Re: Can I get some rules help with PARSE::RECDESCENT
by Anonymous Monk on Mar 12, 2018 at 14:07 UTC
    Normally a rule such as expr would be written in right-recursive style: expr: expression expr(?) So, the output always contains two productions but the second may be a recursive instance. Alsobear in mind this tool generates recursive descent compilers which do not know about niceties like operator precedence. So the definition of expr normally has to consist of other rules (such as term and factor) expressly to handle precedence.
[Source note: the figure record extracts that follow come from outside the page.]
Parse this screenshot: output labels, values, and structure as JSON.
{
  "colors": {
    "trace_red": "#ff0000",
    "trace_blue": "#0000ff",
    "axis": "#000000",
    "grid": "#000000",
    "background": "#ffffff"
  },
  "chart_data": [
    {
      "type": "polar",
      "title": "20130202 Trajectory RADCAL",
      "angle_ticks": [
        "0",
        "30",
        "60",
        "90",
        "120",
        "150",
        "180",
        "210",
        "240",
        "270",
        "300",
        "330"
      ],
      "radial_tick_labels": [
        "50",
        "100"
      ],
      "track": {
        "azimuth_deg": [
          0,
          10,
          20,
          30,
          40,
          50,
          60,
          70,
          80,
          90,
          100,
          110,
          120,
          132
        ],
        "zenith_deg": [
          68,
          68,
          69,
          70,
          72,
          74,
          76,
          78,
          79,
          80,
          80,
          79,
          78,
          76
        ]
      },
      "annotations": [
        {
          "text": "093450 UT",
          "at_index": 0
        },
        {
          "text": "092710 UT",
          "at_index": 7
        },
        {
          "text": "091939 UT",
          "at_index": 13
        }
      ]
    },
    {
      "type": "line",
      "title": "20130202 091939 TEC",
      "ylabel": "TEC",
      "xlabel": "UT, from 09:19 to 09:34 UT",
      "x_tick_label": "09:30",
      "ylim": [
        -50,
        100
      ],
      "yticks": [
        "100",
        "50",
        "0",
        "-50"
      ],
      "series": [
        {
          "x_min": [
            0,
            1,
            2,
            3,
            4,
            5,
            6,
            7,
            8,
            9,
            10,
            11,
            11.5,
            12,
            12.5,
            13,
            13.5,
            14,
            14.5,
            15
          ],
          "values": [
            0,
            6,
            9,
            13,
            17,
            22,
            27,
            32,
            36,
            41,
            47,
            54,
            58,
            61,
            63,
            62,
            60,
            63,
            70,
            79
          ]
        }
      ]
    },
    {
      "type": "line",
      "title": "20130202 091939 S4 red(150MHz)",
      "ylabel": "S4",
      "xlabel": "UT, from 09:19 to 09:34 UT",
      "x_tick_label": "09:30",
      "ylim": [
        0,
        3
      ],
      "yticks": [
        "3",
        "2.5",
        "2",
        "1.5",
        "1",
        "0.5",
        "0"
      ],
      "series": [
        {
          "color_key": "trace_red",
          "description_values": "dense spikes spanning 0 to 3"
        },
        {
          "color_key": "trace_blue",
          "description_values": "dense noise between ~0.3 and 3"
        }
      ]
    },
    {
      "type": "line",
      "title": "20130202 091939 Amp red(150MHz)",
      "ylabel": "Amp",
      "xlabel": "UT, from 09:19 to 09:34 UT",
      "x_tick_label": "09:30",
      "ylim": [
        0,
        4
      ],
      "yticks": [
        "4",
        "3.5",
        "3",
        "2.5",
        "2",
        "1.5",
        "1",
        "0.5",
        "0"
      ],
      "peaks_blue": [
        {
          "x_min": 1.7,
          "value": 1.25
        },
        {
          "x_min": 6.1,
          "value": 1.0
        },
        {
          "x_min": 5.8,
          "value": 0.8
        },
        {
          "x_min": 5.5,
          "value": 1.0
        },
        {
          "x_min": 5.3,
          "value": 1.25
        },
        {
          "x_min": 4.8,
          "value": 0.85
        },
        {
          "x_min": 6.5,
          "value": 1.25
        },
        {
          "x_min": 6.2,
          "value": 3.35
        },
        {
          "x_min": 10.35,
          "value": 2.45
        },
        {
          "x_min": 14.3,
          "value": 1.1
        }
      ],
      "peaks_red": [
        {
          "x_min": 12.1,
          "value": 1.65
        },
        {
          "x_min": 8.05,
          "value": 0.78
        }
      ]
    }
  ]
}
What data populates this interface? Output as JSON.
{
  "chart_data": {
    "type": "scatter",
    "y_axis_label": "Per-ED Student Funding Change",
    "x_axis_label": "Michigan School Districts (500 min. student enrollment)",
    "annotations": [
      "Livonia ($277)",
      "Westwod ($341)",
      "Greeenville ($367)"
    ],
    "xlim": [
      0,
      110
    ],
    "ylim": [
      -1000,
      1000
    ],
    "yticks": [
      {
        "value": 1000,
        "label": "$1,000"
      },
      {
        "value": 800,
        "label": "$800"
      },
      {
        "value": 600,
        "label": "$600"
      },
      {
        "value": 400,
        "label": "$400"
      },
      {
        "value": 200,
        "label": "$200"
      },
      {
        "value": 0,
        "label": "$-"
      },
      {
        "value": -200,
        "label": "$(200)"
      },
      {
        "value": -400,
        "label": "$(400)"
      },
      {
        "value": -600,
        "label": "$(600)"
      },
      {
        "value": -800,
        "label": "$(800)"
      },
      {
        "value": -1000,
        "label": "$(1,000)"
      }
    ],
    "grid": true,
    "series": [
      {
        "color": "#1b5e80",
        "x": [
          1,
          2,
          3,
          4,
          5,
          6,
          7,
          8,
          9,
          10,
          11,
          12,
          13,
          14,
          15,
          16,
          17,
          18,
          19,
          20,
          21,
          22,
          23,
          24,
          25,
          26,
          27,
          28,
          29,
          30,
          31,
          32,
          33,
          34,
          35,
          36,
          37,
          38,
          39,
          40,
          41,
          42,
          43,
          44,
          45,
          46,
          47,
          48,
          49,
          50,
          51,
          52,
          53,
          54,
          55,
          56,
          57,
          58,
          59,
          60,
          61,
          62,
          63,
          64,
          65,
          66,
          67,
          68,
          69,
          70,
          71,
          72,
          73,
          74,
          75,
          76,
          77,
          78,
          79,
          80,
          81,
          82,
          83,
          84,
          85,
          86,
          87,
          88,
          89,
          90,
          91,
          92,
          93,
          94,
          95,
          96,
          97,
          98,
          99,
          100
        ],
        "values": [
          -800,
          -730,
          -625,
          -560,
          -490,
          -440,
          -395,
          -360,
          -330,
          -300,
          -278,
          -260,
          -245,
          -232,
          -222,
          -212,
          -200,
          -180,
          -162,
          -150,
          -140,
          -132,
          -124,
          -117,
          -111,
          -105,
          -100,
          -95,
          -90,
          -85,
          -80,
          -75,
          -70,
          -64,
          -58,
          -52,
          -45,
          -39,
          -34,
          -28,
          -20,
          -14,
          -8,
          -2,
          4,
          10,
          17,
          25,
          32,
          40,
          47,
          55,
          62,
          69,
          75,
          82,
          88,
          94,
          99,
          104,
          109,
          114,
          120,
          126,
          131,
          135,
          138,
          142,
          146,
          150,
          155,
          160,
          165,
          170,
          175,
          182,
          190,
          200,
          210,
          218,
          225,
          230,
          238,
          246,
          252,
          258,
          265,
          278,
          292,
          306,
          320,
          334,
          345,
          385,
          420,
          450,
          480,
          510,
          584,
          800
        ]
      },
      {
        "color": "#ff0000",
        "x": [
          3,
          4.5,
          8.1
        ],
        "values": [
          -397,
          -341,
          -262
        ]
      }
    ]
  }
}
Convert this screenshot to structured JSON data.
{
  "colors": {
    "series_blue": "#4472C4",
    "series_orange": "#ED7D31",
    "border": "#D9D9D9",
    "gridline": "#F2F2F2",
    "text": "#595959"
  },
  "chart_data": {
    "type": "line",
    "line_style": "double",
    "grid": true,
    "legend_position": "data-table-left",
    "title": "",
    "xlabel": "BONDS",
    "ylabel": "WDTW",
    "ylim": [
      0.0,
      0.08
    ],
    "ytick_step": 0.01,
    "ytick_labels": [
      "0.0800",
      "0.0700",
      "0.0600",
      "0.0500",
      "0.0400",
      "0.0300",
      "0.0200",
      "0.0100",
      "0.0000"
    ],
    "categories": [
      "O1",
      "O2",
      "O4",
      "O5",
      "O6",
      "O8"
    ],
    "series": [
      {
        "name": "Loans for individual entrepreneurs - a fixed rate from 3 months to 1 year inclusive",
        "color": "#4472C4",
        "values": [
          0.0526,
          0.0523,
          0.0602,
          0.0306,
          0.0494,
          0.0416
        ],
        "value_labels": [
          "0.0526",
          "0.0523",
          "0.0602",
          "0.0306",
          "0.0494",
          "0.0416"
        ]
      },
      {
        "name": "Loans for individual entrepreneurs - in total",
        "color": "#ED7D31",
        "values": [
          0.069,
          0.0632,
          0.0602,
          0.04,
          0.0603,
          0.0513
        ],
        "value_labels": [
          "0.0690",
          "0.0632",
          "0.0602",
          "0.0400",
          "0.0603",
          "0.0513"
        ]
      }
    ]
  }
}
The author points out some differences between this and tools like yacc but there are many others.

      Ok, thanks to 7studs example I have had some success with this version of the parser.

      ################################################################### use strict; use warnings; $::RD_HINT=1; use Data::Dumper; #use autodie; use Parse::RecDescent; my $grammar =<<'END_OF_GRAMMAR'; #Start up action(executed in parser namespace): { use Data::Dumper; } startrule: expr { print "startrule:"; print Dumper(\@item); $return = \@item; } expr: operand(s) { print "expr rule:"; print Dumper(\@item); my $result = $item[1]; print 'Inside expr rule: $result='; print Dumper($result); $return = $result; } operand: /and|or/i { print "operand and/or:"; print Dumper(\@item); $return = lc($item[1]); } operand: /not/i { print "operand not:"; print Dumper(\@item); $return = [lc($item[1])]; } operand: '(' expr ')' { print "operand rule:"; print Dumper(\@item); $return = $item[2]; } | term { $item[1] } term: /[\w\s=><\/:"'\*_]+/ END_OF_GRAMMAR my $input = "(cvtype='problem') and ((problem_description match '*') a +nd (((problem_synopsis match 'FCSIM') or (problem_synopsis match 'ATT +E')) OR not ((create_time>time('06/01/2014 0:00:00')) and (create_tim +e<time('09/30/2014 0:00:00')))))"; #my $input = "(cvtype='problem') OR not (problem_description match '*' +)"; print "Text: $input\n"; my $parser = Parse::RecDescent->new($grammar); my $result = $parser->startrule($input) or die "Could Not Parse!\n"; print "\n\nresult:"; print Dumper $result;

      The results look almost exactly like what I was hoping for:

      result:$VAR1 = [ 'startrule', [ [ 'cvtype=\'problem\'' ], 'and', [ [ 'problem_description match \'*\'' ], 'and', [ [ [ 'problem_synopsis match \'FCSIM\'' ], 'or', [ 'problem_synopsis match \'ATTE\'' ] ], 'or', 'not', [ [ 'create_time>time', [ '\'06/01/2014 0:00:00\'' ] ], 'and', [ 'create_time<time', [ '\'09/30/2014 0:00:00\'' ] ] ] ] ] ], $VAR1 ];

      My only complaint is that 'not' and 'and/or' are on the same level. I really want 'not' to be of higher precedence than 'and/or'. Hopefully making the output look like this:

      result:$VAR1 = [ 'startrule', [ [ 'cvtype=\'problem\'' ], 'and', [ [ 'problem_description match \'*\'' ], 'and', [ [ [ 'problem_synopsis match \'FCSIM\'' ], 'or', [ 'problem_synopsis match \'ATTE\'' ] ], 'or', [ [ 'not', ] [ [ 'create_time>time', [ '\'06/01/2014 0:00:00\'' ] ], 'and', [ 'create_time<time', [ '\'09/30/2014 0:00:00\'' ] ] ] ] ] $VAR1 ];

      I have tried to make a callback to expr. But that cuts the run short. Any help I can get would be greatly appreciated.

      DevM